ABC #139 D - ModSum
If we set $p_1=N, p_2=1, p_3=2, … , p_N=N-1$, then $m_1=0, m_2=1, m_3=2, … , m_N=N-1$. So the answer is the sum of $1, 2, 3, …, N-1$.
ABC #139 E - League
Represent the match between $i$ and $j$ as vertex $(i,j)$. However, treat the reversed one as the same. Each vertex has the number of matches that should be done before $prev_{(i,j)}$ and a list of next possible matches $next_{(i,j)}$. Then, whenever we find a match with $prev_{(i,j)} = 0$, we simulate greedily playing that match. Note that each time we play a match, we decrement $prev_{(p,q)}$ of the next vertex.
ABC #139 F - Engines
Sort each vector by argument in advance, and connect the vectors so they span 720 degrees (this makes things easier later). Then we can see that the answer to this problem is the sum of consecutive vectors. Perform the following operation for all vectors:
- Starting from a certain vector, add consecutive vectors and find the one with the longest length.

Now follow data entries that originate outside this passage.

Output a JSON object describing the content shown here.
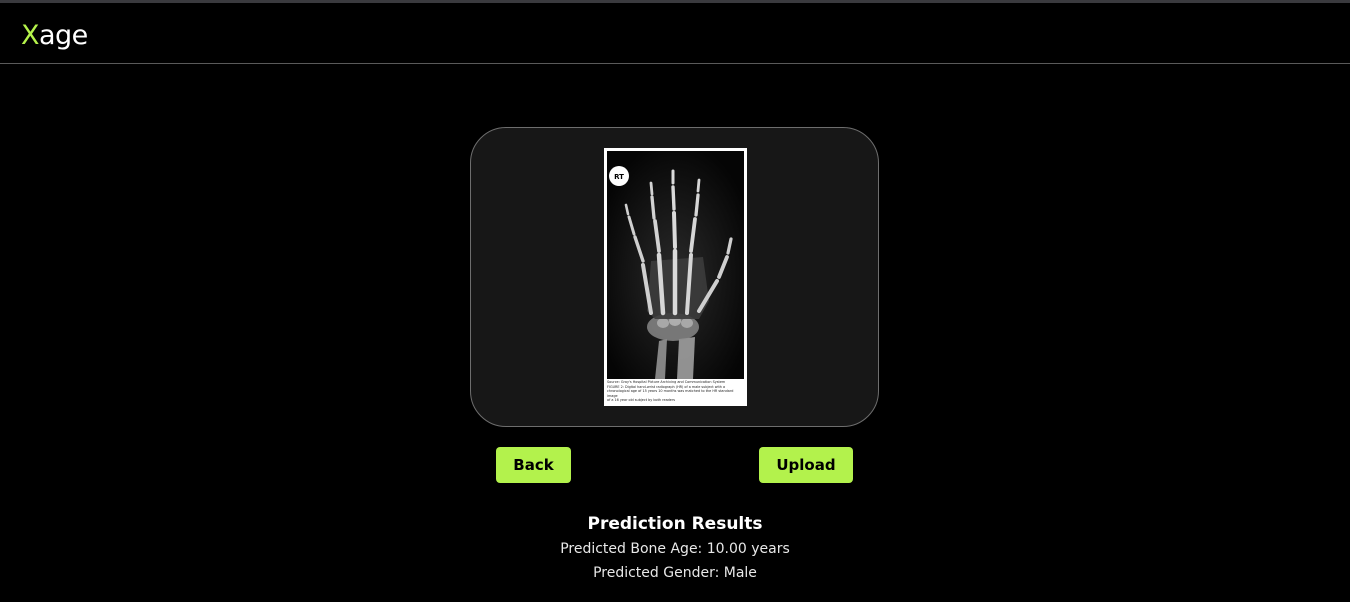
{
  "header": {
    "logo_first": "X",
    "logo_rest": "age"
  },
  "upload_preview": {
    "image_icon": "hand-xray-radiograph",
    "marker": "RT",
    "caption_lines": [
      "Source: Gray's Hospital Picture Archiving and Communication System",
      "FIGURE 2: Digital hand-wrist radiograph (HR) of a male subject with a",
      "chronological age of 15 years 10 months was matched to the HR standard image",
      "of a 16 year old subject by both readers"
    ]
  },
  "actions": {
    "back_label": "Back",
    "upload_label": "Upload"
  },
  "results": {
    "title": "Prediction Results",
    "bone_age": "Predicted Bone Age: 10.00 years",
    "gender": "Predicted Gender: Male"
  },
  "colors": {
    "accent": "#b3f24c",
    "background": "#000000",
    "card": "#171717"
  }
}
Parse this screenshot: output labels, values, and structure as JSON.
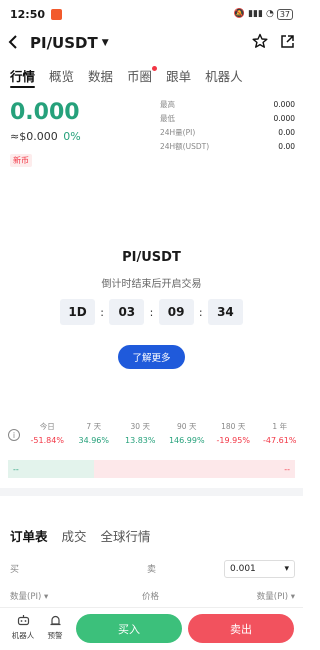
{
  "status": {
    "time": "12:50",
    "battery": "37"
  },
  "header": {
    "title": "PI/USDT"
  },
  "tabs": [
    {
      "label": "行情",
      "active": true
    },
    {
      "label": "概览"
    },
    {
      "label": "数据"
    },
    {
      "label": "币圈"
    },
    {
      "label": "跟单"
    },
    {
      "label": "机器人"
    }
  ],
  "price": {
    "last": "0.000",
    "fiat": "≈$0.000",
    "change_pct": "0%",
    "badge": "新币"
  },
  "stats": [
    {
      "label": "最高",
      "value": "0.000"
    },
    {
      "label": "最低",
      "value": "0.000"
    },
    {
      "label": "24H量(PI)",
      "value": "0.00"
    },
    {
      "label": "24H额(USDT)",
      "value": "0.00"
    }
  ],
  "countdown": {
    "title": "PI/USDT",
    "subtitle": "倒计时结束后开启交易",
    "days": "1D",
    "hours": "03",
    "minutes": "09",
    "seconds": "34",
    "separator": ":",
    "learn_more": "了解更多"
  },
  "performance": [
    {
      "label": "今日",
      "value": "-51.84%",
      "dir": "down"
    },
    {
      "label": "7 天",
      "value": "34.96%",
      "dir": "up"
    },
    {
      "label": "30 天",
      "value": "13.83%",
      "dir": "up"
    },
    {
      "label": "90 天",
      "value": "146.99%",
      "dir": "up"
    },
    {
      "label": "180 天",
      "value": "-19.95%",
      "dir": "down"
    },
    {
      "label": "1 年",
      "value": "-47.61%",
      "dir": "down"
    }
  ],
  "ratio": {
    "buy": "--",
    "sell": "--"
  },
  "book_tabs": [
    {
      "label": "订单表",
      "active": true
    },
    {
      "label": "成交"
    },
    {
      "label": "全球行情"
    }
  ],
  "book": {
    "buy_label": "买",
    "sell_label": "卖",
    "precision": "0.001",
    "col_amount_left": "数量(PI)",
    "col_price": "价格",
    "col_amount_right": "数量(PI)"
  },
  "bottom": {
    "robot": "机器人",
    "alert": "预警",
    "buy": "买入",
    "sell": "卖出"
  },
  "colors": {
    "up": "#26a17b",
    "down": "#f23645",
    "accent": "#1f5adb"
  }
}
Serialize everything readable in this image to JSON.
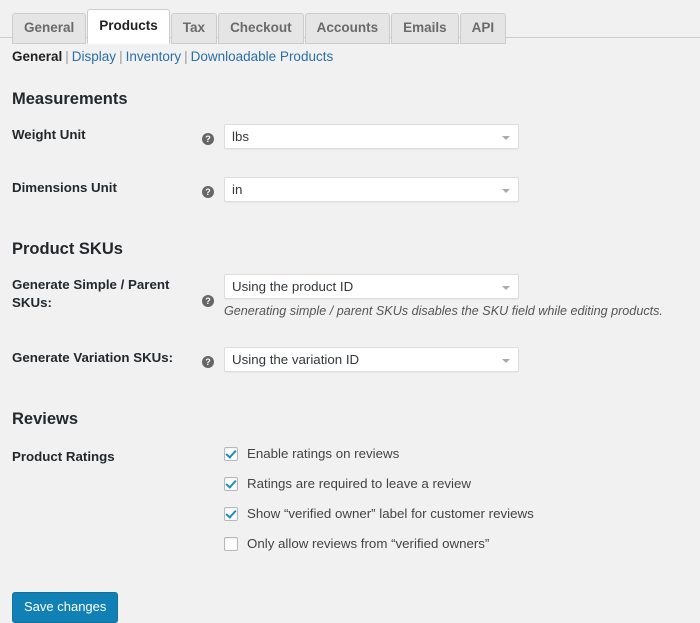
{
  "tabs": [
    {
      "label": "General",
      "active": false
    },
    {
      "label": "Products",
      "active": true
    },
    {
      "label": "Tax",
      "active": false
    },
    {
      "label": "Checkout",
      "active": false
    },
    {
      "label": "Accounts",
      "active": false
    },
    {
      "label": "Emails",
      "active": false
    },
    {
      "label": "API",
      "active": false
    }
  ],
  "subnav": {
    "items": [
      {
        "label": "General",
        "active": true
      },
      {
        "label": "Display",
        "active": false
      },
      {
        "label": "Inventory",
        "active": false
      },
      {
        "label": "Downloadable Products",
        "active": false
      }
    ],
    "separator": "|"
  },
  "sections": {
    "measurements": {
      "title": "Measurements",
      "rows": [
        {
          "label": "Weight Unit",
          "help": "?",
          "value": "lbs",
          "description": ""
        },
        {
          "label": "Dimensions Unit",
          "help": "?",
          "value": "in",
          "description": ""
        }
      ]
    },
    "product_skus": {
      "title": "Product SKUs",
      "rows": [
        {
          "label": "Generate Simple / Parent SKUs:",
          "help": "?",
          "value": "Using the product ID",
          "description": "Generating simple / parent SKUs disables the SKU field while editing products."
        },
        {
          "label": "Generate Variation SKUs:",
          "help": "?",
          "value": "Using the variation ID",
          "description": ""
        }
      ]
    },
    "reviews": {
      "title": "Reviews",
      "row_label": "Product Ratings",
      "checkboxes": [
        {
          "label": "Enable ratings on reviews",
          "checked": true
        },
        {
          "label": "Ratings are required to leave a review",
          "checked": true
        },
        {
          "label": "Show “verified owner” label for customer reviews",
          "checked": true
        },
        {
          "label": "Only allow reviews from “verified owners”",
          "checked": false
        }
      ]
    }
  },
  "footer": {
    "save_label": "Save changes"
  },
  "colors": {
    "page_background": "#f1f1f1",
    "accent_blue": "#1180b5",
    "link_blue": "#2a6fa8",
    "checkbox_check": "#1e8cbe",
    "tab_inactive": "#e5e5e5",
    "border": "#cccccc"
  }
}
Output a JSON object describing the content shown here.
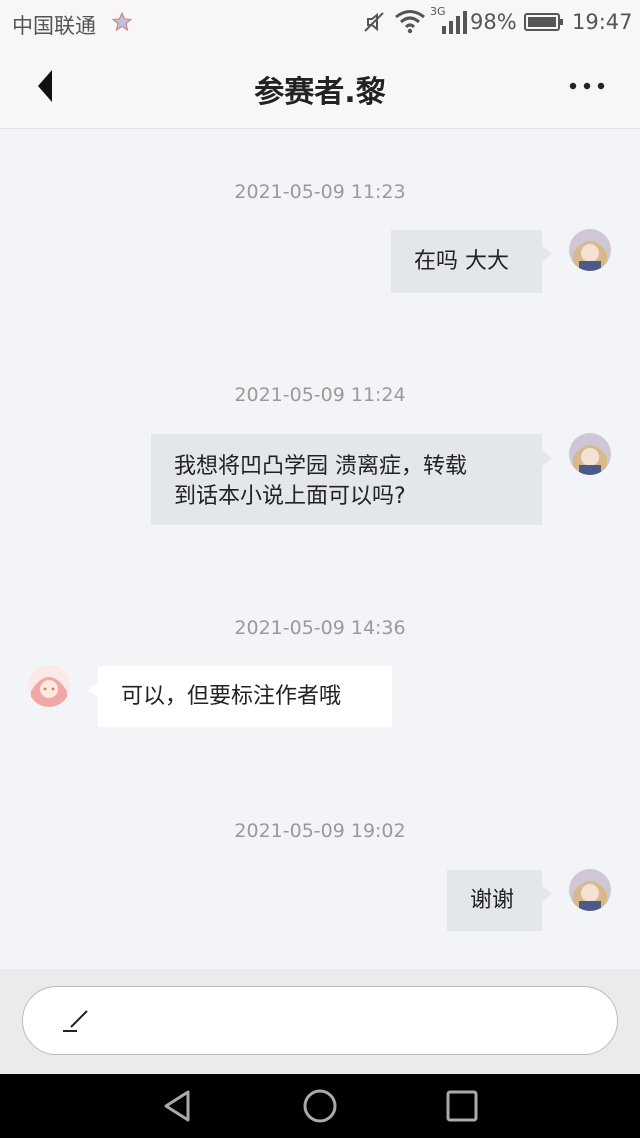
{
  "status_bar": {
    "carrier": "中国联通",
    "network": "3G",
    "battery": "98%",
    "time": "19:47"
  },
  "nav": {
    "title": "参赛者.黎",
    "back_icon": "chevron-left-icon",
    "more_icon": "more-horizontal-icon"
  },
  "messages": [
    {
      "time": "2021-05-09 11:23",
      "direction": "out",
      "text": "在吗 大大"
    },
    {
      "time": "2021-05-09 11:24",
      "direction": "out",
      "text_line1": "我想将凹凸学园 溃离症，转载",
      "text_line2": "到话本小说上面可以吗?"
    },
    {
      "time": "2021-05-09 14:36",
      "direction": "in",
      "text": "可以，但要标注作者哦"
    },
    {
      "time": "2021-05-09 19:02",
      "direction": "out",
      "text": "谢谢"
    }
  ],
  "composer": {
    "icon": "pen-icon"
  },
  "colors": {
    "outgoing_bubble": "#e3e7ec",
    "incoming_bubble": "#ffffff",
    "chat_background": "#f3f4f8"
  }
}
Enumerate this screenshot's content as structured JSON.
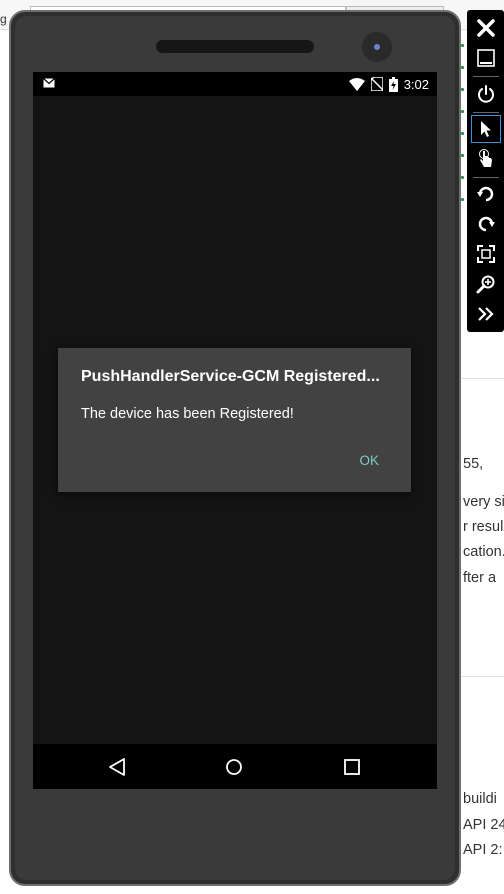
{
  "background": {
    "left_fragment": "g",
    "right_lines": [
      {
        "text": "55,"
      },
      {
        "text": "very sir"
      },
      {
        "text": "r resul"
      },
      {
        "text": "cation."
      },
      {
        "text": "fter a"
      },
      {
        "text": "buildi"
      },
      {
        "text": "API 24"
      },
      {
        "text": "API 2:"
      }
    ]
  },
  "status_bar": {
    "time": "3:02",
    "icons": [
      "mail-icon",
      "wifi-icon",
      "no-sim-icon",
      "battery-charging-icon"
    ]
  },
  "dialog": {
    "title": "PushHandlerService-GCM Registered...",
    "message": "The device has been Registered!",
    "ok_label": "OK"
  },
  "nav_bar": {
    "buttons": [
      "back",
      "home",
      "recents"
    ]
  },
  "toolbar": {
    "tools": [
      "close",
      "minimize",
      "power",
      "select",
      "touch",
      "rotate-left",
      "rotate-right",
      "fit-screen",
      "zoom",
      "more"
    ],
    "selected": "select",
    "colors": {
      "background": "#000000",
      "icon": "#ffffff",
      "selected_border": "#3c8fd6"
    }
  },
  "colors": {
    "dialog_bg": "#424242",
    "dialog_button": "#80cbc4",
    "screen_bg": "#141414"
  }
}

ABC #140 D - Face Produces Unhappiness
First, focus on unhappy people and how much we can reduce them. For example, if we extract unhappy people from $RLLLLRRRRRLLRRLLRRR$, we get $RL…….RL..RL…R$. Since consecutive people can be operated on simultaneously, we can consider it as $RLRLRLR$. Then we can repeat operations like $RLRLRLR$ -> $RLRLR$ -> $RLR$ -> $RR$ -> (empty).
ABC #140 E - Second Sum
Look from N to 1 in order.
When looking at element $i$, elements $i+1, i+2, … , N$ are placed on the left and right.
Calculate the combinations for cases where the maximum value is on the right and on the left,
and sum them. I found the position of the maximum value using lower_bound of set.
ABC #140 F - Many Slimes
Greedily create slimes with the highest health first. Hmm, this time I felt problem D was harder than problems E and F…
ABC #141 D - Powerful Discount Tickets
Put all items in a priority queue q.
Take them out in order for the number of discount tickets and perform the following operation:
- Take out the item with the highest price from
q. - Halve the price of that item (round down) and put it back into
q.
ABC #141 E - Who Says a Pun?
Binary search on length len.
For a certain length, use rolling hash to store hash values of all substrings in a map etc.
If hash values match and there’s no overlap, we know that the condition is satisfied for that length.
ABC #141 F - Xor Sum 3
Consider each bit separately. First, calculate $A_1 \oplus A_2 \oplus … \oplus A_N$, and for bits where 1 is set, they don’t affect the answer no matter how you color them, so extract them. As a result, we get $A_1 \oplus A_2 \oplus … \oplus A_N = 0$. Here, let the XOR of blue be $X$ and the XOR of red be $Y$. Since $X \oplus Y = 0$, by the property of XOR, $X = Y$. So we want to find a way to select some from $A_i$ and maximize their XOR. Using the elimination method (like solving simultaneous linear equations), look from the upper bits, treat elements with 1 set as pivot rows, and XOR with other elements. As a result, we get $X = Y = A_1 \oplus A_2 \oplus … A_N$.